The so-called phantom
      problem occurs within a transaction when the same query produces
      different sets of rows at different times. For example, if a
      SELECT is executed twice, but
      returns a row the second time that was not returned the first
      time, the row is a “phantom” row.
    
      Suppose that there is an index on the id column
      of the child table and that you want to read
      and lock all rows from the table having an identifier value larger
      than 100, with the intention of updating some column in the
      selected rows later:
    
SELECT * FROM child WHERE id > 100 FOR UPDATE;
      The query scans the index starting from the first record where
      id is bigger than 100. Let the table contain
      rows having id values of 90 and 102. If the
      locks set on the index records in the scanned range do not lock
      out inserts made in the gaps (in this case, the gap between 90 and
      102), another session can insert a new row into the table with an
      id of 101. If you were to execute the same
      SELECT within the same transaction,
      you would see a new row with an id of 101 (a
      “phantom”) in the result set returned by the query.
      If we regard a set of rows as a data item, the new phantom child
      would violate the isolation principle of transactions that a
      transaction should be able to run so that the data it has read
      does not change during the transaction.
    
      To prevent phantoms, InnoDB uses an algorithm
      called next-key locking that
      combines index-row locking with gap locking.

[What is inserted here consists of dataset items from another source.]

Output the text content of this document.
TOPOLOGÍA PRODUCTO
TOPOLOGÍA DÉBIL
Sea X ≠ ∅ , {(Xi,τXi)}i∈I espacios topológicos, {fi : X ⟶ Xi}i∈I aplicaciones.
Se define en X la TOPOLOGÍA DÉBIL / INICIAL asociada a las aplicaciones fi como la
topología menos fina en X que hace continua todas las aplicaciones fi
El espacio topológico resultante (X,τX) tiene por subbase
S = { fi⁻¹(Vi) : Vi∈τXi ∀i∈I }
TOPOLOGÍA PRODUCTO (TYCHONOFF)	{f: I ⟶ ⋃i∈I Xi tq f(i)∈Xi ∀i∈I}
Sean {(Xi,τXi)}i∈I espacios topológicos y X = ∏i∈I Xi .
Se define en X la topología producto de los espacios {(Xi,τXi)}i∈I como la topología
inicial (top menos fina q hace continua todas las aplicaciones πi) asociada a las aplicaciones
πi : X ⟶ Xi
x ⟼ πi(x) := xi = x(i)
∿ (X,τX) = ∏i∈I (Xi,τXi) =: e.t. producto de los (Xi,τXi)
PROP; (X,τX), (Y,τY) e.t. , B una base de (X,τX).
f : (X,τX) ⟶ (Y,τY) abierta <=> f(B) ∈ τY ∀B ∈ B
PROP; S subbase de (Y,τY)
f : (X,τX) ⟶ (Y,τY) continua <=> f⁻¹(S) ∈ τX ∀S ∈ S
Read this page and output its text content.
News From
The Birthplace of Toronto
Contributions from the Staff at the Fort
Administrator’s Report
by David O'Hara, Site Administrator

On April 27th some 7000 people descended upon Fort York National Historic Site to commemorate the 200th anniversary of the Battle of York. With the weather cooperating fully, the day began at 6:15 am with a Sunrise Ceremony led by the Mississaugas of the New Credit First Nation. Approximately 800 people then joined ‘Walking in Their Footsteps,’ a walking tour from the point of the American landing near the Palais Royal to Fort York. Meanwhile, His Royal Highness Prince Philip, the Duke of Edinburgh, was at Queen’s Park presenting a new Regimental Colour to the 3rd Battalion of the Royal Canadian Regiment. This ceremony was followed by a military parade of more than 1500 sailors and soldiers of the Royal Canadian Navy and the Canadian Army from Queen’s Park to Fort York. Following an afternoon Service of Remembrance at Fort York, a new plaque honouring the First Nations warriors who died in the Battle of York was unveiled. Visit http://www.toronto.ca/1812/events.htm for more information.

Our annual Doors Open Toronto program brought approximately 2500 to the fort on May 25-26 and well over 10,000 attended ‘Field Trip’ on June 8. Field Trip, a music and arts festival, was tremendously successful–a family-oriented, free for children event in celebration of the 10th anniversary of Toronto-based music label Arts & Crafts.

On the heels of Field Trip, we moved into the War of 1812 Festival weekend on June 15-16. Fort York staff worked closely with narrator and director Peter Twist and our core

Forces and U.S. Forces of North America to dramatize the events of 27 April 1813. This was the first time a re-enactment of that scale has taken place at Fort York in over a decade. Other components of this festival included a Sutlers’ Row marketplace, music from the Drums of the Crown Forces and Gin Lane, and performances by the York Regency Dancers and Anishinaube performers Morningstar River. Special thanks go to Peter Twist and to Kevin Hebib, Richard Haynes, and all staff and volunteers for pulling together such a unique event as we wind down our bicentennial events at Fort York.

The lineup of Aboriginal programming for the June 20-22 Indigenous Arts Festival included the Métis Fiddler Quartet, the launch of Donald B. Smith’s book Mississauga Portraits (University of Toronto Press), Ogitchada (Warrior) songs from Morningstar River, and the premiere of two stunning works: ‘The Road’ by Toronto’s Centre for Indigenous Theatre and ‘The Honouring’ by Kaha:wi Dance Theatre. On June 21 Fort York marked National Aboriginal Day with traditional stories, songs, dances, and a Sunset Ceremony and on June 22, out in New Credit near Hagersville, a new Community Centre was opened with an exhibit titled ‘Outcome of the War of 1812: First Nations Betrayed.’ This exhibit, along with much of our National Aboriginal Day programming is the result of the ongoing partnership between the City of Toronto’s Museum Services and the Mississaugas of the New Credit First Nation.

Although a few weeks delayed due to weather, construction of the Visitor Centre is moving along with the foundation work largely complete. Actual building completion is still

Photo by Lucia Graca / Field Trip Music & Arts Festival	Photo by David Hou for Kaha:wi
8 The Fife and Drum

      InnoDB performs row-level locking in such a way
      that when it searches or scans a table index, it sets shared or
      exclusive locks on the index records it encounters. Thus, the
      row-level locks are actually index-record locks. In addition, a
      next-key lock on an index record also affects the
      “gap” before the index record. That is, a next-key
      lock is an index-record lock plus a gap lock on the gap preceding
      the index record. If one session has a shared or exclusive lock on
      record R in an index, another session cannot
      insert a new index record in the gap immediately before
      R in the index order.
    
      When InnoDB scans an index, it can also lock
      the gap after the last record in the index. Just that happens in
      the preceding example: To prevent any insert into the table where
      id would be bigger than 100, the locks set by
      InnoDB include a lock on the gap following
      id value 102.
    
You can use next-key locking to implement a uniqueness check in your application: If you read your data in share mode and do not see a duplicate for a row you are going to insert, then you can safely insert your row and know that the next-key lock set on the successor of your row during the read prevents anyone meanwhile inserting a duplicate for your row. Thus, the next-key locking enables you to “lock” the nonexistence of something in your table.
Gap locking can be disabled as discussed in Section 14.7.1, “InnoDB Locking”. This may cause phantom problems because other sessions can insert new rows into the gaps when gap locking is disabled.